C’est pourtant de La Rochelle que Jean-Vincent Placé a annoncé vendredi matin qu’il quittait EELV, qui « se fourvoie dans une dérive gauchiste », annonçant derechef son intention de soutenir François Hollande dès le premier tour de la présidentielle de 2017. La veille, après être intervenu aux Journées d’été du Front démocrate de Jean-Luc Bennahmias, le président du groupe écolo au Sénat avait passé la soirée avec des responsables socialistes. Sur une terrasse bien en vue du vieux port, il a d’abord eu un long tête-à-tête avec Christophe Borgel, le « Monsieur élection » du PS. Avant de s’attabler jusque tard dans la nuit avec des proches de Manuel Valls, comme son conseiller politique à Matignon, Yves Colmou, le sénateur du Val-de-Marne, Luc Carvounas, ou le député de l’Essonne, Carlos Da Silva. La petite bande a bu du champagne et même entonné un « Joyeux anniversaire Jean-Vincent », lequel n’est pas né un 27 août mais un… 12 mars. À défaut de parvenir à réintégrer EELV dans la majorité gouvernementale, des responsables socialistes influents jouent la carte de la décomposition du mouvement écologiste. C’est le cas de Claude Bartolone. Le président de l’Assemblée nationale n’a pas caché avoir appelé plusieurs cadres d’EELV après leurs journées d’été de Lille. « Ce que j’ai ressenti dans les conversations que j’ai eues avec un certain nombre d’entre eux, c’était la division. Le problème n’est plus de savoir si elle existe ou pas, le problème est de savoir quand elle va être officialisée », a-t-il confié lors d’un déjeuner de presse. Avant d’espérer que les parlementaires démissionnaires fassent bon usage de leur téléphone dans les jours qui viennent.

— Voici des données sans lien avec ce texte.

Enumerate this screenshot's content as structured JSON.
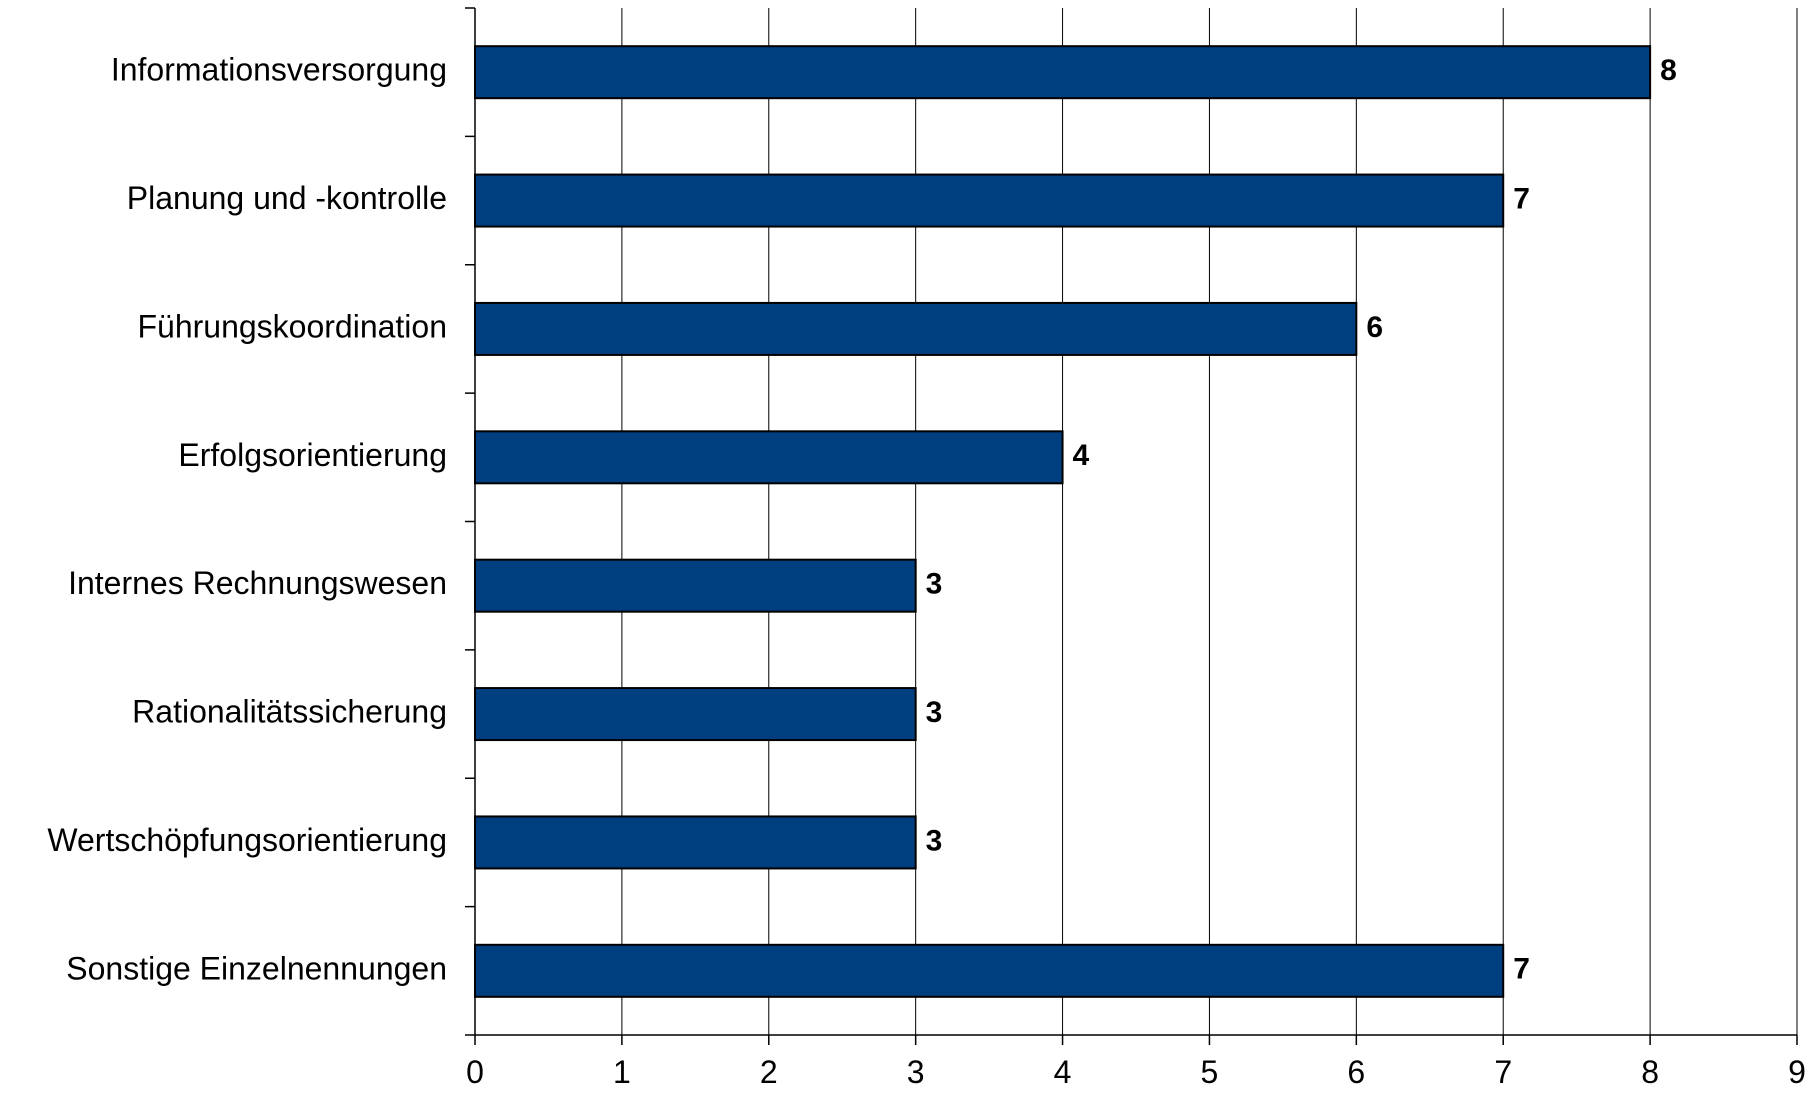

D’abord pour faire apparaître un « rapport de force  […] chez les députés, les sénateurs », seul susceptible, à ses yeux, de déboucher sur le retour d’écologistes au gouvernement. Mais aussi pour faire bouger la position d’EELV dans « un certain nombre de régions ». « Imaginez que mardi sur la région Île-de-France, il y ait la moitié du groupe Verts qui dise : “C’est terminé, on veut aller avec les socialistes au premier tour” », s’est pris à rêver Claude Bartolone, qui a offert à EELV le même nombre de conseillers régionaux qu’aujourd’hui (51), soit, au vu des sondages, bien plus que ce qu’ils peuvent espérer s’ils se présentent seuls. Or Claude Bartolone ne peut ignorer que si d’aventure les élus EELV s’opposaient à la stratégie décidée par leurs militants, la cassure au sein d’EELV serait irrémédiable et pousserait un peu plus ceux qui resteraient à se rapprocher du Front de gauche. « Pour le Parti socialiste, entre lui et le PG, il n’existe rien », commente David Cormand, le numéro deux d’EELV. « Pour l’Élysée, assure un ancien ministre socialiste, aucune candidature ne doit pouvoir exister entre François Hollande et Jean-Luc Mélenchon. » En somme, il s’agit de fracturer la gauche pour maintenir l’hégémonie du PS. Une stratégie du chaos bien périlleuse.